Um corpo... Ana Fonseca

Paira sob o corpo a sombra espectro da solidão.
Ele sabe que sempre se sentiu diferente, que sempre agiu diferente e foi apelidado de estranho, de diferente, de louco até.
Sabe que nunca se sentiu pertença deste Mundo, que todas e nenhuma terra é o seu lar, que é de onde se sentir bem, de onde o seu coração lhe disser para estar.
Desde sempre houve em si manifestações incompreensíveis aos olhos turvos das gentes, sempre o soube, calou e aceitou mas como qualquer outro corpo tem os seu momentos e há aqueles que lhe enchem os contornos de dor, de mágoa, que lhe naufragam rios das margens que o definem.
Como custa ser corpo quando se brilha noutras paragens.
Será que ainda procura sentir-se integrado, satisfeito, tranquilo no meio das gentes apesar de diferente?
Sabe-se sensível, com uma sensibilidade que assusta e magnetiza, que ora preenche ora afasta e que até causa repulsa nos cérebros que não sentem.
Tem tanto para dar.
Como não perceber a autenticidade do corpo que sente, que bebe nas palavras o néctar que alimenta, que se veste de sorrisos e de carinhos, que transporta nos gestos todos os afectos, que é farol só porque respira? Como?
Ele não percebe e quando tal acontece refugia-se no seu abrigo secreto, aquele que só ele sabe que existe e que é bafejado pelo pó estelar, essência do Universo a navegar.
Nesses momentos é um corpo que deixou de o ser, é etéreo e sabe-se, vive-se, É-se!
Nesses momentos, é completo. Nada o aflige, nada o compele nem repudia, nada o atrai e no desapego, tudo o é, tudo o habita.
E é essa sensação de plenitude que o abandona quando caminha solitário por entre as gentes.

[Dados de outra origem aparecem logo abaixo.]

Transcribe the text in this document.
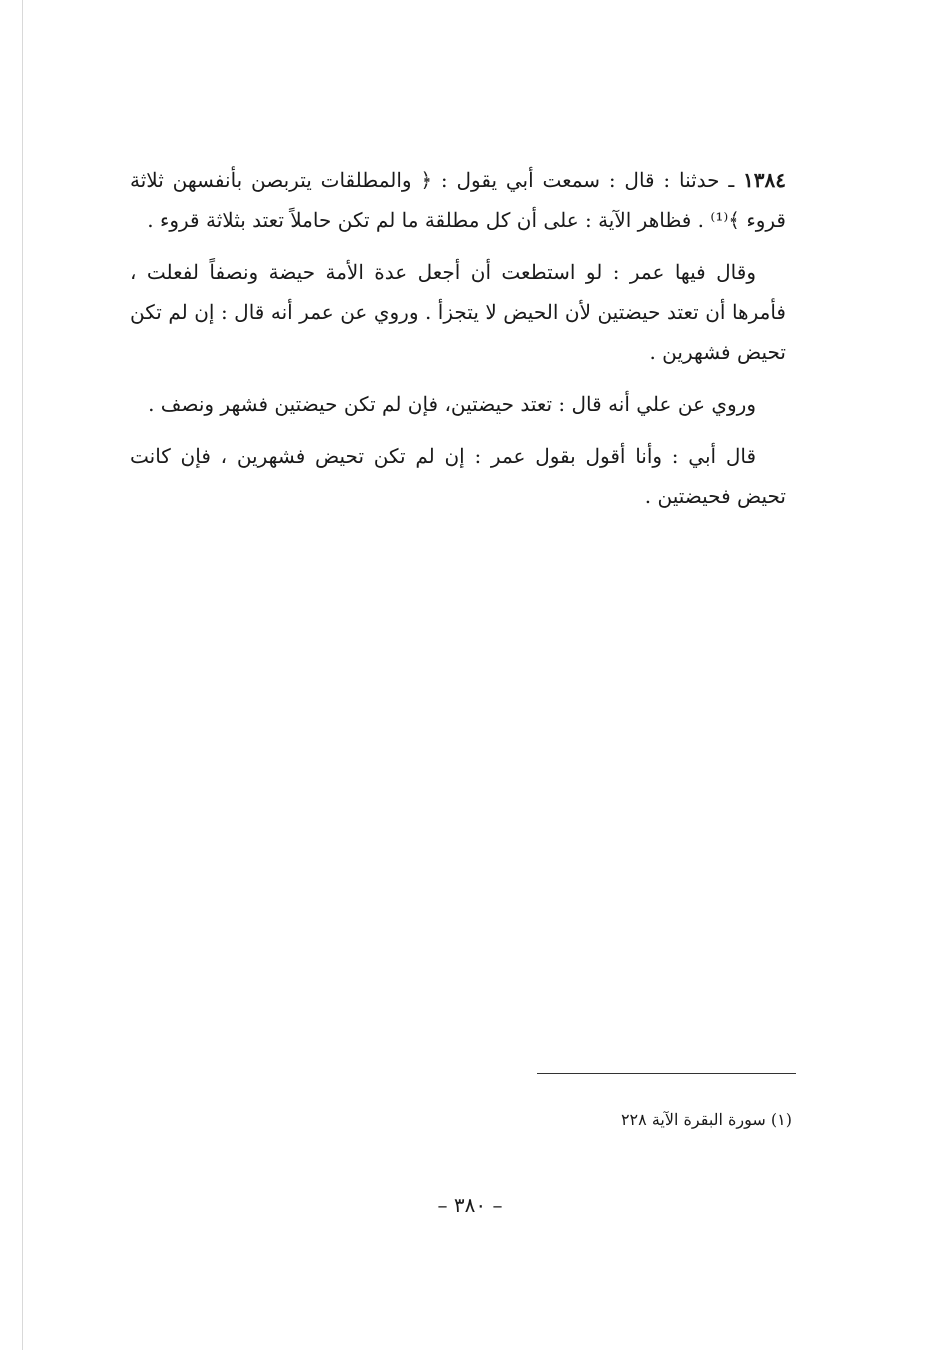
١٣٨٤ ـ حدثنا : قال : سمعت أبي يقول : ﴿ والمطلقات يتربصن بأنفسهن ثلاثة قروء ﴾⁽¹⁾ . فظاهر الآية : على أن كل مطلقة ما لم تكن حاملاً تعتد بثلاثة قروء .

وقال فيها عمر : لو استطعت أن أجعل عدة الأمة حيضة ونصفاً لفعلت ، فأمرها أن تعتد حيضتين لأن الحيض لا يتجزأ . وروي عن عمر أنه قال : إن لم تكن تحيض فشهرين .

وروي عن علي أنه قال : تعتد حيضتين، فإن لم تكن حيضتين فشهر ونصف .

قال أبي : وأنا أقول بقول عمر : إن لم تكن تحيض فشهرين ، فإن كانت تحيض فحيضتين .

(١) سورة البقرة الآية ٢٢٨
– ٣٨٠ –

Ele, ele é simplesmente um corpo que, por esta vez, se escolheu mulher e cruza as ondas da vida na crista dos sentimentos.
É um corpo que não se quer sentido por prazer e sim por ser fonte inesgotável de amor.
É um corpo que cego ao pensamento, vê miríades com o coração, nos olhos e nos sentires ausentes do caminho.
É um corpo que é Luz e aspira descascar-se do que o tolhe e sê-lo eternamente.
É um corpo que grita, que chora, que ama e aspira cumprir-se, ser feliz!
O trilho da solidão é a presença que o identifica, ilumina.